Article 41
Sous réserve des dispositions de l'article 6.3 de l'accord national du 23 décembre 1981 et ses avenants, la période d'astreinte s'entend comme une période pendant laquelle le salarié, sans être sur son lieu de travail et sans être à la disposition permanente et immédiate de l'employeur, doit être en mesure d'intervenir pour accomplir un travail au service de l'entreprise.
Le trajet à effectuer pour se rendre du domicile au chantier et en revenir fait l'objet d'une indemnisation kilométrique basée sur le barème fiscal dans le cas de l'utilisation du véhicule personnel. Ce temps est considéré en temps de travail effectif.
La durée de l'intervention éventuelle constitue du temps de travail effectif pris en compte pour le calcul des heures supplémentaires et des droits à repos compensateur, et rémunérée comme telle.
La sujétion liée à l'astreinte fait l'objet d'une indemnisation forfaitaire calculée comme suit :
– une fois le minimum garanti pour une astreinte par nuit ;
– deux fois le minimum garanti pour une astreinte de 24 heures.
Les périodes d'astreinte (hors intervention) ne constituent pas du travail effectif ; elles ne sont donc pas prises en compte dans le calcul de la durée du travail.
Exception faite de la durée d'intervention et de déplacement, la période d'astreinte est prise en compte pour le calcul de la durée minimale de repos quotidien et des durées de repos hebdomadaire.
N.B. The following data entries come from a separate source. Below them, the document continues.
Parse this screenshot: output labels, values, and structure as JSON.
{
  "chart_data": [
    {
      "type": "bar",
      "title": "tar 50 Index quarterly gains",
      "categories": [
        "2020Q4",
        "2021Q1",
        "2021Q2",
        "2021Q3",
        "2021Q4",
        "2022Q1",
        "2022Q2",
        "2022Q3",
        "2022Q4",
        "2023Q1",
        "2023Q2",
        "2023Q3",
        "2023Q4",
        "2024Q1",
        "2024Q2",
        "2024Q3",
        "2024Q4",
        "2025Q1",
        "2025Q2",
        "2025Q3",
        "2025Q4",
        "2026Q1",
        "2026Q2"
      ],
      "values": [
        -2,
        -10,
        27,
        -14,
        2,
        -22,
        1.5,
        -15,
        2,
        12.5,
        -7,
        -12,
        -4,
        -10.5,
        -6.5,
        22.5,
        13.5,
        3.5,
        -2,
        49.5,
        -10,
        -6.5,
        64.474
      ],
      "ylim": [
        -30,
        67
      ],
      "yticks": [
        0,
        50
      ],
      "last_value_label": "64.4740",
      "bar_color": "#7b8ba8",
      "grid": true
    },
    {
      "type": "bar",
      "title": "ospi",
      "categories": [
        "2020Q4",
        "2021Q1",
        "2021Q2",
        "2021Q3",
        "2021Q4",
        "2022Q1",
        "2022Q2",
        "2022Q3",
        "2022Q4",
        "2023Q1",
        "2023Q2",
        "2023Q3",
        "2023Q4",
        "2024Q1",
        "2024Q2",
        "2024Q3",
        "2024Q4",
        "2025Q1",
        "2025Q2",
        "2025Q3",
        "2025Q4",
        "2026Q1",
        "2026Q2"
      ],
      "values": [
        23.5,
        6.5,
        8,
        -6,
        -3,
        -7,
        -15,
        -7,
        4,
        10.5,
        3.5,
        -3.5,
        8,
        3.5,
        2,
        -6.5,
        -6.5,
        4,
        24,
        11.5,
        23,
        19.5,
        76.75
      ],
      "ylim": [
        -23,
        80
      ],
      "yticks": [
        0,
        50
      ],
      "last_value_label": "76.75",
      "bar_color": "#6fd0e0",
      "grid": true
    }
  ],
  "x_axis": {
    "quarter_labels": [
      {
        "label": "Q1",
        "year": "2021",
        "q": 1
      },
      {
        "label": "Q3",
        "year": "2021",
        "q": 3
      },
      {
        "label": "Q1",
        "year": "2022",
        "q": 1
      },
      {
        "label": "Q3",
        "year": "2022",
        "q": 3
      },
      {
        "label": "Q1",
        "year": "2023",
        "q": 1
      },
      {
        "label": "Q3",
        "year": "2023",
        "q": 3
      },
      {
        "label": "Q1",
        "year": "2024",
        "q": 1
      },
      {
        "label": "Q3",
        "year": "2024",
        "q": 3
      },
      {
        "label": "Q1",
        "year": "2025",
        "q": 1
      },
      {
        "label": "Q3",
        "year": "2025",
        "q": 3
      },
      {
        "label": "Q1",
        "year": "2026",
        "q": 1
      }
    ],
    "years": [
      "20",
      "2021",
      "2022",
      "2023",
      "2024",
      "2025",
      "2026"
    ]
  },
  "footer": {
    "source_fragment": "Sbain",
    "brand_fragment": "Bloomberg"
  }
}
Programmation individuelle des périodes d'astreinte
La programmation individuelle doit être communiquée aux salariés 15 jours à l'avance et peut être modifiée moyennant un délai de prévenance de 7 jours. Ces délais peuvent être abaissés en cas de circonstances exceptionnelles au moins 1 jour franc à l'avance.
Enregistrement
En fin de mois, l'employeur remet à chaque salarié un document précisant le nombre d'heures d'astreinte effectuées et la compensation correspondante. Ce document, qui est tenu à la disposition des agents de contrôle, est conservé pendant une durée de 1 an.